Lynda Rubin SRC testimony – June 16, 2016

Lynda Rubin 6-16-16 pic

My name is Lynda Rubin and I’m here to talk about the importance of teacher experience and consistency versus the chaos caused by continual teacher turn-over especially from school closures. After 3 years of teaching, I became a counselor and moved to another school where I stayed for the next 38 years.

Making a career in one or two schools has been the norm by choice because we educators understand that making each school a community, a family even, facilitates good education and emotional stability for our students as well as for ourselves.

Children thrive when they feel secure. It is the most important thing for their development. Consistency and stability of important people in their lives, rules, and expectations are critical to their academic, social and emotional growth. Children do better when the world around them is normal and familiar. Having existing relationships with multiple adults over time grounds them, gives them a sense of place for themselves, room to grow and breathe, people to talk with when they make mistakes, who they’ll listen to, and who they know care about them because they have history with them. And this goes for their parents and relatives as well. Make no mistake that having an historical relationship with families gives us the leg up we need to get through to even the most distressed family AND support them with agencies, courts, health groups, etc. and throughout family tragedies, as well as everyday issues.

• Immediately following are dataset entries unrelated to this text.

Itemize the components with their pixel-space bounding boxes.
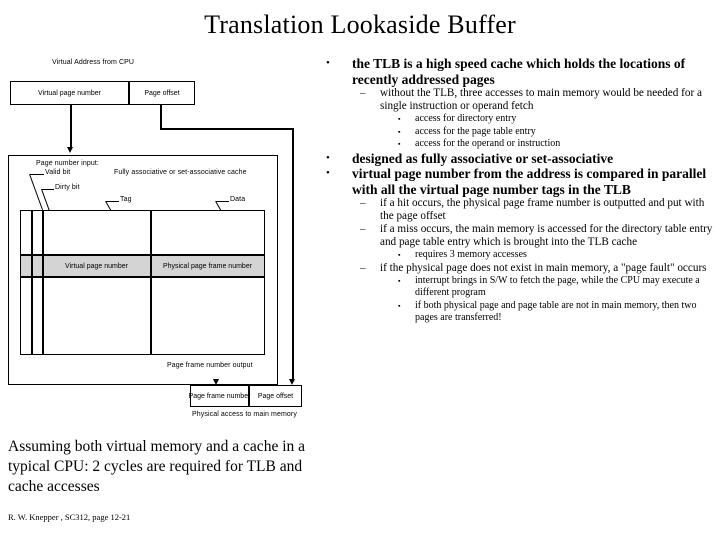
bullet-marker-icon: • [326,151,330,164]
bullet-marker-icon: ▪ [398,276,401,285]
bullet-item: ▪ requires 3 memory accesses [398,249,718,262]
bullet-marker-icon: – [360,197,366,209]
diagram-top-caption: Virtual Address from CPU [52,59,135,66]
bullet-item: ▪ access for the operand or instruction [398,138,718,151]
bullet-item: – if a miss occurs, the main memory is ac… [360,223,718,249]
bullet-text: access for the operand or instruction [415,138,561,149]
assumption-note: Assuming both virtual memory and a cache… [8,438,306,495]
bullet-text: interrupt brings in S/W to fetch the pag… [415,274,700,299]
out-page-offset-field: Page offset [257,392,294,400]
bullet-item: ▪ access for directory entry [398,113,718,126]
bullet-item: • virtual page number from the address is… [326,166,718,197]
bullet-text: designed as fully associative or set-ass… [352,150,614,166]
diagram-bottom-caption: Physical access to main memory [192,411,297,418]
bullet-marker-icon: ▪ [398,301,401,310]
slide-credit: R. W. Knepper , SC312, page 12-21 [8,512,131,522]
offset-bypass-down-1 [160,105,162,129]
bullet-text: requires 3 memory accesses [415,249,527,260]
data-leader-h [216,201,229,203]
virtual-page-number-field: Virtual page number [38,89,101,97]
bullet-item: – if the physical page does not exist in … [360,262,718,275]
bullet-marker-icon: ▪ [398,127,401,136]
valid-col-divider [31,210,33,355]
tlb-entry-table [20,210,265,355]
tlb-row-tag-value: Virtual page number [65,262,128,270]
bullet-item: • the TLB is a high speed cache which hol… [326,56,718,87]
page-number-input-label: Page number input: [36,160,99,167]
bullet-marker-icon: • [326,57,330,69]
bullet-text: without the TLB, three accesses to main … [380,87,702,112]
bullet-item: – if a hit occurs, the physical page fram… [360,197,718,223]
bullet-marker-icon: ▪ [398,140,401,148]
vpn-connector-arrow [67,147,73,153]
tag-col-divider [150,210,152,355]
cache-type-label: Fully associative or set-associative cac… [114,169,247,176]
page-offset-field: Page offset [144,89,180,97]
bullet-text: if the physical page does not exist in m… [380,261,707,274]
bullet-text: if both physical page and page table are… [415,299,697,324]
bullet-item: ▪ if both physical page and page table ar… [398,300,718,325]
bullet-item: – without the TLB, three accesses to main… [360,87,718,113]
page-frame-number-output-label: Page frame number output [167,362,253,369]
valid-bit-leader-h [30,174,44,176]
page-title: Translation Lookaside Buffer [204,10,516,39]
bullet-item: ▪ access for the page table entry [398,126,718,139]
bullet-marker-icon: – [360,223,366,235]
bullet-text: access for directory entry [415,113,517,124]
bullet-marker-icon: – [360,87,366,99]
bullet-text: if a hit occurs, the physical page frame… [380,197,705,222]
bullet-list: • the TLB is a high speed cache which hol… [326,56,718,325]
tlb-diagram: Virtual Address from CPU Virtual page nu… [0,55,320,425]
out-page-frame-number-field: Page frame number [188,392,251,400]
offset-bypass-right [160,128,294,130]
bullet-item: • designed as fully associative or set-as… [326,151,718,167]
vpn-connector-line [70,105,72,149]
bullet-marker-icon: ▪ [398,251,401,259]
bullet-marker-icon: – [360,261,366,274]
dirty-col-divider [42,210,44,355]
bullet-marker-icon: ▪ [398,115,401,123]
bullet-text: the TLB is a high speed cache which hold… [352,56,686,87]
tlb-row-data-value: Physical page frame number [162,262,253,270]
bullet-item: ▪ interrupt brings in S/W to fetch the pa… [398,275,718,300]
bullet-text: virtual page number from the address is … [352,166,707,197]
tag-leader-h [106,201,119,203]
bullet-marker-icon: • [326,167,330,179]
offset-bypass-down-2 [292,128,294,381]
tag-label: Tag [120,196,132,203]
dirty-bit-label: Dirty bit [55,184,80,191]
valid-bit-label: Valid bit [45,169,71,176]
bullet-text: if a miss occurs, the main memory is acc… [380,223,713,248]
data-label: Data [230,196,246,203]
dirty-bit-leader-h [42,189,54,191]
bullet-text: access for the page table entry [415,125,536,137]
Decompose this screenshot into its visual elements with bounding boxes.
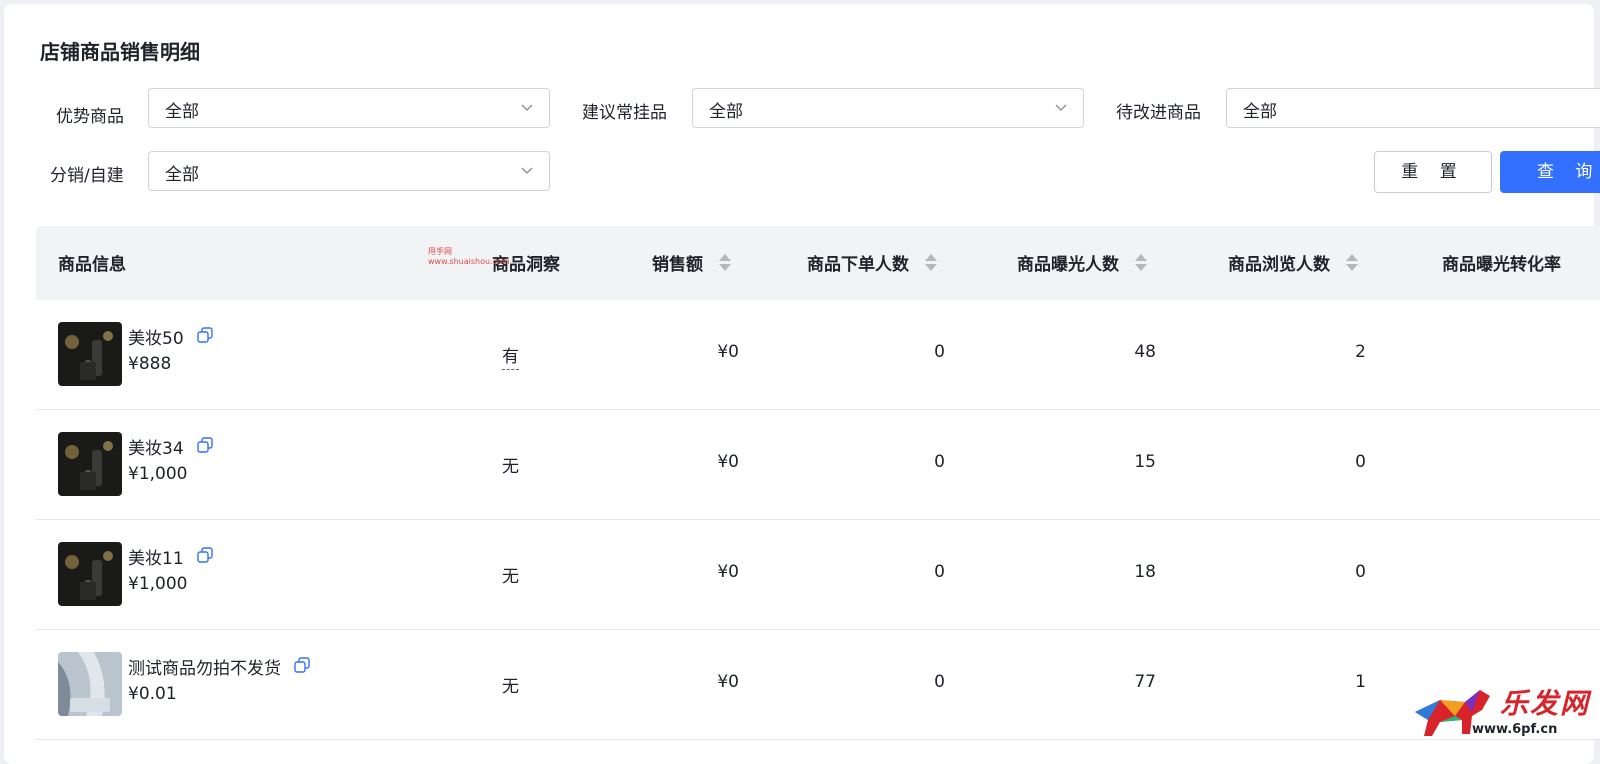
product-insight: 无: [502, 457, 519, 477]
views-value: 1: [1355, 672, 1366, 692]
product-name: 美妆11: [128, 544, 213, 570]
product-thumbnail[interactable]: [58, 542, 122, 606]
advantage-select[interactable]: 全部: [148, 88, 550, 128]
reset-button[interactable]: 重 置: [1374, 151, 1492, 193]
orders-value: 0: [934, 562, 945, 582]
product-name: 美妆50: [128, 324, 213, 350]
col-header-orders-label: 商品下单人数: [807, 255, 909, 275]
table-row: 美妆11 ¥1,000 无 ¥0 0 18 0: [36, 520, 1600, 630]
product-insight: 无: [502, 677, 519, 697]
exposure-value: 18: [1134, 562, 1156, 582]
sort-icon[interactable]: [1345, 253, 1358, 273]
watermark-line1: 甩手网: [428, 247, 452, 256]
product-name-text: 美妆11: [128, 549, 184, 569]
col-header-sales[interactable]: 销售额: [652, 250, 731, 275]
product-name: 美妆34: [128, 434, 213, 460]
copy-icon[interactable]: [197, 326, 213, 348]
copy-icon[interactable]: [197, 436, 213, 458]
sales-value: ¥0: [717, 672, 739, 692]
filter-label-suggested: 建议常挂品: [582, 103, 667, 123]
distribution-select[interactable]: 全部: [148, 151, 550, 191]
table-header: 商品信息 商品洞察 销售额 商品下单人数 商品曝光人数 商品浏览人数 商品曝光转…: [36, 226, 1600, 300]
copy-icon[interactable]: [197, 546, 213, 568]
col-header-views[interactable]: 商品浏览人数: [1228, 250, 1358, 275]
product-name-text: 美妆50: [128, 329, 184, 349]
improve-select-value: 全部: [1243, 102, 1277, 122]
chevron-down-icon: [519, 99, 535, 119]
sales-value: ¥0: [717, 342, 739, 362]
product-price: ¥1,000: [128, 464, 188, 484]
sort-icon[interactable]: [718, 253, 731, 273]
copy-icon[interactable]: [294, 656, 311, 678]
table-row: 测试商品勿拍不发货 ¥0.01 无 ¥0 0 77 1: [36, 630, 1600, 740]
chevron-down-icon: [1053, 99, 1069, 119]
page-title: 店铺商品销售明细: [40, 40, 200, 64]
product-price: ¥888: [128, 354, 172, 374]
views-value: 0: [1355, 452, 1366, 472]
col-header-views-label: 商品浏览人数: [1228, 255, 1330, 275]
watermark-line2: www.shuaishou.com: [428, 257, 510, 266]
product-name-text: 美妆34: [128, 439, 184, 459]
product-thumbnail[interactable]: [58, 322, 122, 386]
chevron-down-icon: [519, 162, 535, 182]
distribution-select-value: 全部: [165, 165, 199, 185]
sort-icon[interactable]: [924, 253, 937, 273]
col-header-product: 商品信息: [58, 255, 126, 275]
brand-name: 乐发网: [1500, 687, 1591, 720]
advantage-select-value: 全部: [165, 102, 199, 122]
sort-icon[interactable]: [1134, 253, 1147, 273]
orders-value: 0: [934, 452, 945, 472]
filter-label-improve: 待改进商品: [1116, 103, 1201, 123]
table-row: 美妆34 ¥1,000 无 ¥0 0 15 0: [36, 410, 1600, 520]
product-name: 测试商品勿拍不发货: [128, 654, 311, 680]
col-header-orders[interactable]: 商品下单人数: [807, 250, 937, 275]
suggested-select[interactable]: 全部: [692, 88, 1084, 128]
exposure-value: 77: [1134, 672, 1156, 692]
product-price: ¥0.01: [128, 684, 177, 704]
col-header-conversion: 商品曝光转化率: [1442, 255, 1561, 275]
sales-value: ¥0: [717, 562, 739, 582]
orders-value: 0: [934, 342, 945, 362]
product-name-text: 测试商品勿拍不发货: [128, 659, 281, 679]
query-button[interactable]: 查 询: [1500, 151, 1600, 193]
filter-label-advantage: 优势商品: [56, 107, 124, 127]
col-header-sales-label: 销售额: [652, 255, 703, 275]
sales-value: ¥0: [717, 452, 739, 472]
sales-detail-card: 店铺商品销售明细 优势商品 全部 建议常挂品 全部 待改进商品 全部 分销/自建…: [4, 4, 1600, 764]
product-insight: 无: [502, 567, 519, 587]
product-thumbnail[interactable]: [58, 432, 122, 496]
product-insight[interactable]: 有: [502, 342, 519, 370]
brand-url: www.6pf.cn: [1472, 722, 1558, 737]
filter-label-distribution: 分销/自建: [50, 166, 124, 186]
views-value: 0: [1355, 562, 1366, 582]
watermark: 甩手网 www.shuaishou.com: [428, 247, 510, 267]
table-row: 美妆50 ¥888 有 ¥0 0 48 2: [36, 300, 1600, 410]
col-header-exposure[interactable]: 商品曝光人数: [1017, 250, 1147, 275]
views-value: 2: [1355, 342, 1366, 362]
product-price: ¥1,000: [128, 574, 188, 594]
exposure-value: 48: [1134, 342, 1156, 362]
suggested-select-value: 全部: [709, 102, 743, 122]
improve-select[interactable]: 全部: [1226, 88, 1600, 128]
col-header-exposure-label: 商品曝光人数: [1017, 255, 1119, 275]
product-thumbnail[interactable]: [58, 652, 122, 716]
orders-value: 0: [934, 672, 945, 692]
exposure-value: 15: [1134, 452, 1156, 472]
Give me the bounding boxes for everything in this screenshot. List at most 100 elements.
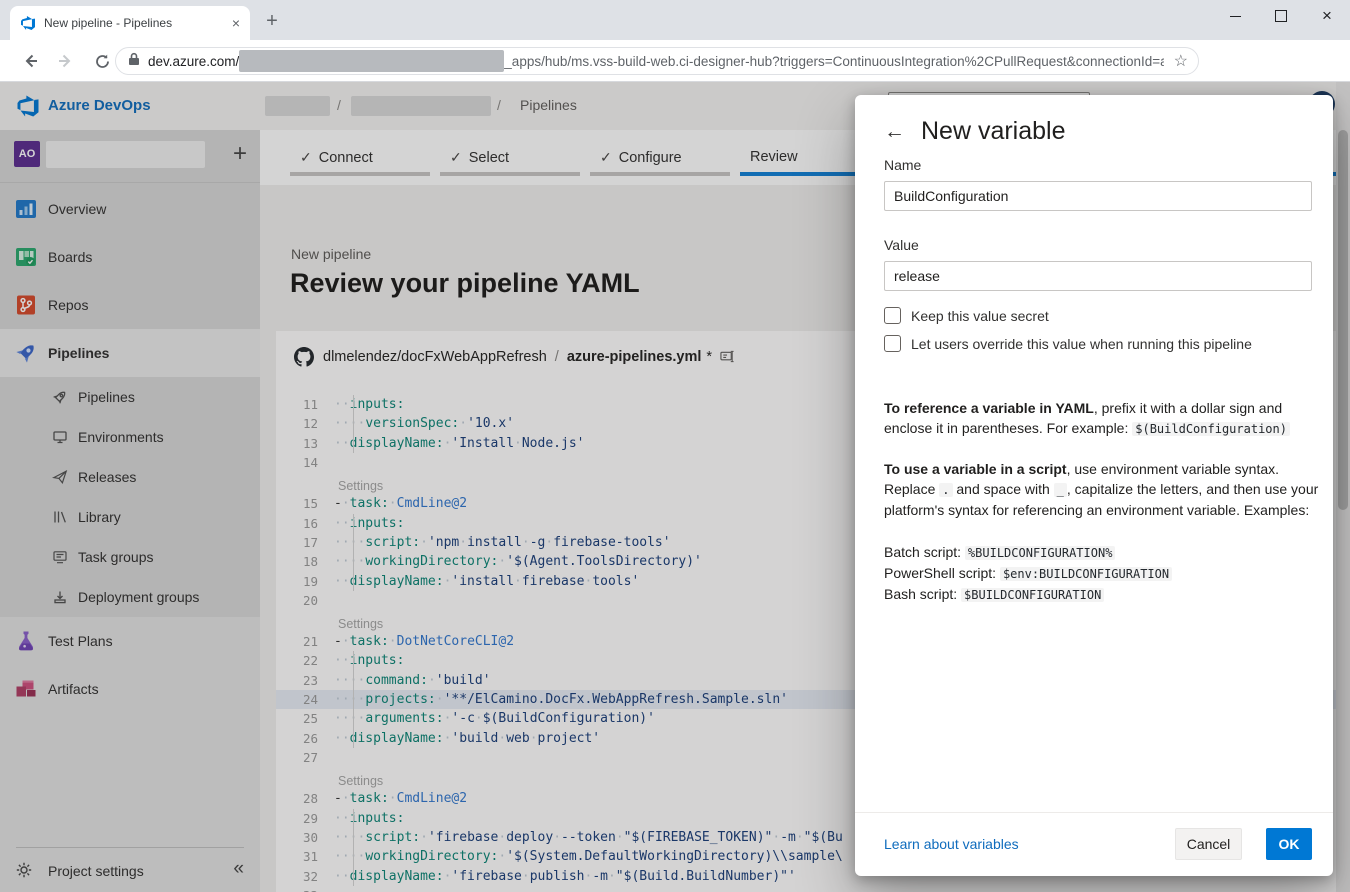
gear-icon: [15, 861, 33, 879]
bookmark-star-icon[interactable]: ☆: [1174, 51, 1188, 71]
text: Batch script:: [884, 544, 965, 560]
azure-devops-brand[interactable]: Azure DevOps: [48, 97, 151, 114]
project-name-redacted[interactable]: [46, 141, 205, 168]
task-groups-icon: [52, 549, 68, 565]
breadcrumb-current[interactable]: Pipelines: [520, 97, 577, 113]
panel-back-icon[interactable]: ←: [884, 121, 905, 142]
sidebar-item-label: Task groups: [78, 549, 153, 565]
line-number: 31: [276, 847, 334, 866]
bold-text: To use a variable in a script: [884, 461, 1067, 477]
sidebar-item-boards[interactable]: Boards: [0, 233, 260, 281]
back-icon[interactable]: [16, 47, 44, 75]
new-tab-button[interactable]: +: [258, 8, 286, 36]
rename-file-icon[interactable]: [720, 349, 736, 365]
sidebar-item-overview[interactable]: Overview: [0, 185, 260, 233]
indent-guide: [353, 414, 354, 433]
let-users-override-label[interactable]: Let users override this value when runni…: [911, 336, 1252, 352]
line-number: 12: [276, 414, 334, 433]
code-line[interactable]: 33: [276, 886, 1350, 892]
indent-guide: [353, 828, 354, 847]
code-text: [334, 886, 1350, 892]
let-users-override-checkbox[interactable]: [884, 335, 901, 352]
sidebar-item-label: Test Plans: [48, 633, 113, 649]
line-number: 30: [276, 828, 334, 847]
keep-secret-checkbox[interactable]: [884, 307, 901, 324]
sidebar-item-label: Repos: [48, 297, 88, 313]
sidebar-item-label: Library: [78, 509, 121, 525]
use-variable-help-text: To use a variable in a script, use envir…: [884, 459, 1322, 520]
script-examples: Batch script: %BUILDCONFIGURATION%PowerS…: [884, 542, 1322, 605]
sidebar-item-library[interactable]: Library: [0, 497, 260, 537]
settings-link[interactable]: Settings: [338, 617, 383, 631]
window-minimize-button[interactable]: [1212, 0, 1258, 32]
repo-name[interactable]: dlmelendez/docFxWebAppRefresh: [323, 349, 547, 365]
check-icon: ✓: [600, 149, 612, 166]
line-number: 13: [276, 434, 334, 453]
collapse-sidebar-icon[interactable]: «: [233, 858, 244, 880]
keep-secret-label[interactable]: Keep this value secret: [911, 308, 1049, 324]
sidebar-item-task-groups[interactable]: Task groups: [0, 537, 260, 577]
org-avatar[interactable]: AO: [14, 141, 40, 167]
tab-title: New pipeline - Pipelines: [44, 16, 224, 30]
sidebar-item-pipelines[interactable]: Pipelines: [0, 329, 260, 377]
breadcrumb-project-redacted[interactable]: [351, 96, 491, 116]
indent-guide: [353, 514, 354, 533]
script-example-line: PowerShell script: $env:BUILDCONFIGURATI…: [884, 563, 1322, 584]
sidebar-item-repos[interactable]: Repos: [0, 281, 260, 329]
sidebar-item-label: Overview: [48, 201, 106, 217]
sidebar-item-deployment-groups[interactable]: Deployment groups: [0, 577, 260, 617]
indent-guide: [353, 671, 354, 690]
indent-guide: [353, 729, 354, 748]
address-bar[interactable]: dev.azure.com/ _apps/hub/ms.vss-build-we…: [115, 47, 1199, 75]
url-host: dev.azure.com/: [148, 54, 239, 69]
sidebar-item-label: Environments: [78, 429, 164, 445]
sidebar-item-label: Pipelines: [48, 345, 109, 361]
sidebar-item-releases[interactable]: Releases: [0, 457, 260, 497]
wizard-step-configure[interactable]: ✓Configure: [600, 149, 682, 166]
scrollbar-thumb[interactable]: [1338, 130, 1348, 510]
browser-tab[interactable]: New pipeline - Pipelines ×: [10, 6, 250, 40]
indent-guide: [353, 690, 354, 709]
tab-close-icon[interactable]: ×: [232, 15, 240, 31]
sidebar-item-pipelines[interactable]: Pipelines: [0, 377, 260, 417]
wizard-step-connect[interactable]: ✓Connect: [300, 149, 373, 166]
sidebar-nav-section: AO + Overview Boards Repos Pipelines Pipelin…: [0, 130, 260, 617]
project-settings-link[interactable]: Project settings: [48, 863, 144, 879]
pipelines-sub-icon: [52, 389, 68, 405]
reload-icon[interactable]: [88, 47, 116, 75]
sidebar-footer: Project settings «: [0, 848, 260, 892]
yaml-file-name[interactable]: azure-pipelines.yml: [567, 349, 702, 365]
cancel-button[interactable]: Cancel: [1175, 828, 1242, 860]
sidebar: AO + Overview Boards Repos Pipelines Pipelin…: [0, 130, 260, 892]
name-input[interactable]: [884, 181, 1312, 211]
window-close-button[interactable]: ×: [1304, 0, 1350, 32]
indent-guide: [353, 809, 354, 828]
sidebar-item-artifacts[interactable]: Artifacts: [0, 665, 260, 713]
dirty-indicator: *: [706, 349, 712, 365]
inline-code: $env:BUILDCONFIGURATION: [1000, 567, 1172, 581]
add-project-icon[interactable]: +: [224, 138, 256, 170]
wizard-step-review[interactable]: Review: [750, 149, 798, 165]
line-number: 28: [276, 789, 334, 808]
page-viewport: Azure DevOps / / Pipelines AO + Overview…: [0, 82, 1350, 892]
check-icon: ✓: [450, 149, 462, 166]
window-maximize-button[interactable]: [1258, 0, 1304, 32]
browser-titlebar: New pipeline - Pipelines × + ×: [0, 0, 1350, 40]
learn-about-variables-link[interactable]: Learn about variables: [884, 836, 1019, 852]
settings-link[interactable]: Settings: [338, 774, 383, 788]
wizard-step-select[interactable]: ✓Select: [450, 149, 509, 166]
value-input[interactable]: [884, 261, 1312, 291]
line-number: 16: [276, 514, 334, 533]
test-plans-icon: [14, 629, 38, 653]
azure-devops-logo-icon[interactable]: [16, 94, 40, 118]
sidebar-item-test-plans[interactable]: Test Plans: [0, 617, 260, 665]
ok-button[interactable]: OK: [1266, 828, 1312, 860]
inline-code: $(BuildConfiguration): [1132, 422, 1290, 436]
forward-icon[interactable]: [52, 47, 80, 75]
breadcrumb-org-redacted[interactable]: [265, 96, 330, 116]
settings-link[interactable]: Settings: [338, 479, 383, 493]
page-scrollbar[interactable]: [1336, 82, 1350, 892]
sidebar-item-environments[interactable]: Environments: [0, 417, 260, 457]
inline-code: _: [1054, 483, 1067, 497]
wizard-step-underline: [290, 172, 430, 176]
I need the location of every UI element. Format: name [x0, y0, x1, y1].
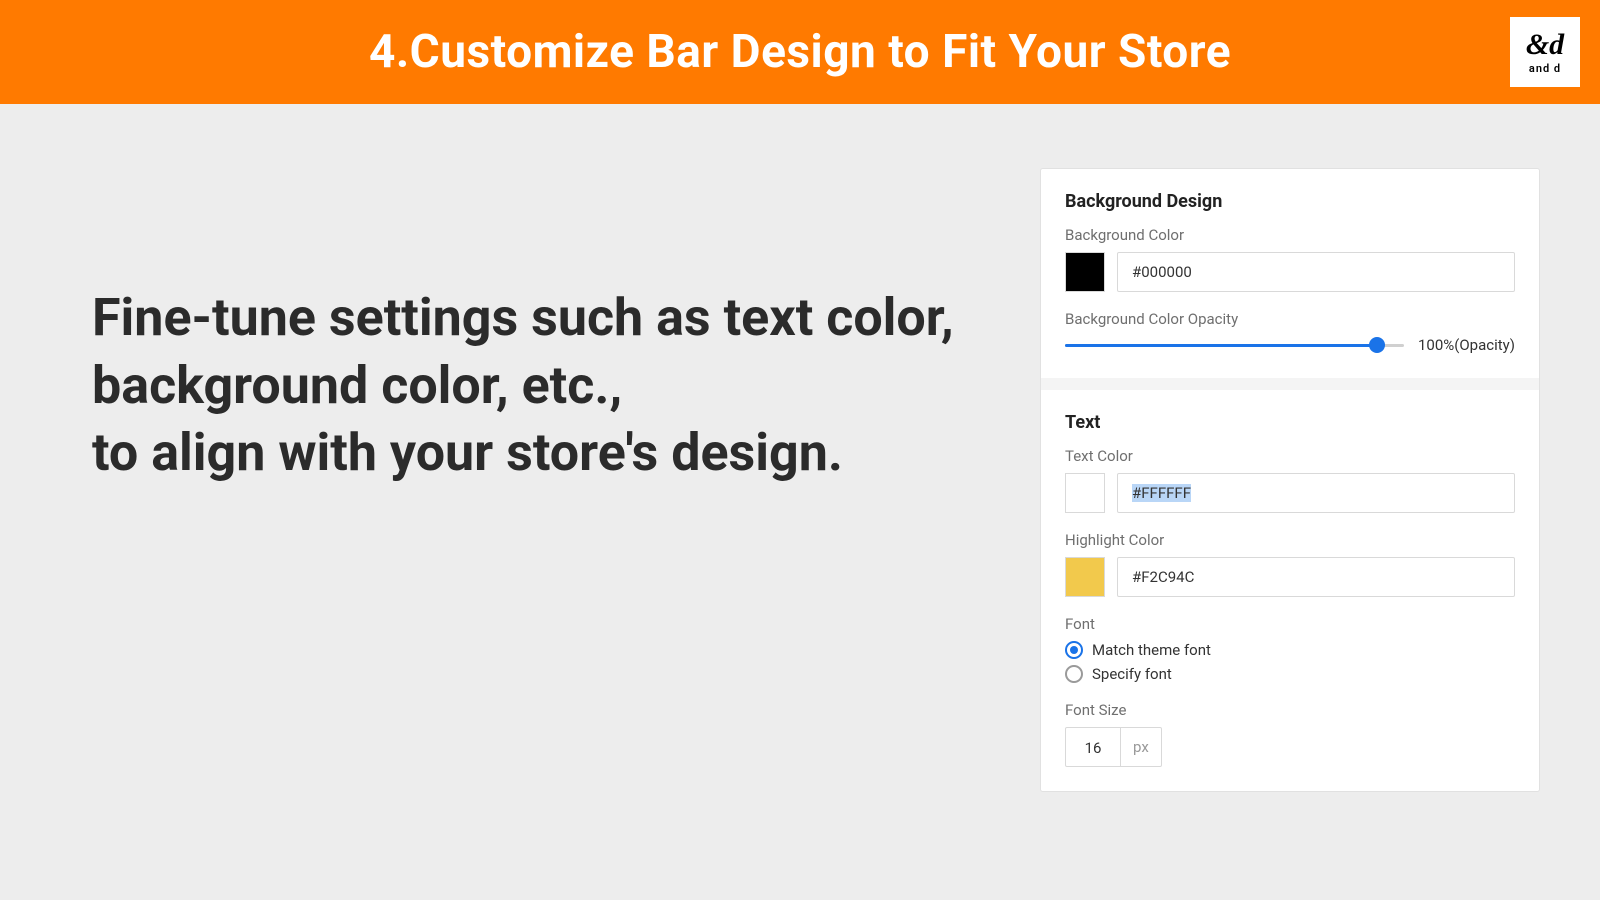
label-font-size: Font Size [1065, 701, 1515, 719]
radio-specify-font[interactable]: Specify font [1065, 665, 1515, 683]
radio-label-match: Match theme font [1092, 641, 1211, 659]
label-text-color: Text Color [1065, 447, 1515, 465]
text-color-input[interactable]: #FFFFFF [1117, 473, 1515, 513]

This is why so many children come back to visit teachers, counselors, nurses, librarians, principals, et al, years after they’ve left the school, to share with us their accomplishments and their trials. They’re disappointed if someone important to them is no longer there. And believe me, they do return. Many of my former students and families and I still keep in touch.

We educators also benefit from the consistency of knowing each other, developing working relationships, sharing ideas and the knowledge of both student needs and what’s worked and not worked over the years.

A recent study from the Learning Policy Institute validates what educators already know:

  • That teacher experience raises students’ achievement
  • That teachers are most effective when they work in a collegial environment
  • And that all teachers thrive when newer ones collaborate with experienced ones.

Now maybe continually hiring young, inexperienced staffs who can rote teach pre-scripted lessons keeps costs down, but it does so at the expense of the educational and social-emotional benefit of children. Good, and great, teachers thrive when we’re supported with sufficient resources, because we understand how children develop and learn and how to adapt our approaches to the needs at hand, as well as being grounded in the curriculum.

Education is an art and a science. What it’s not is a cookie cutter factory.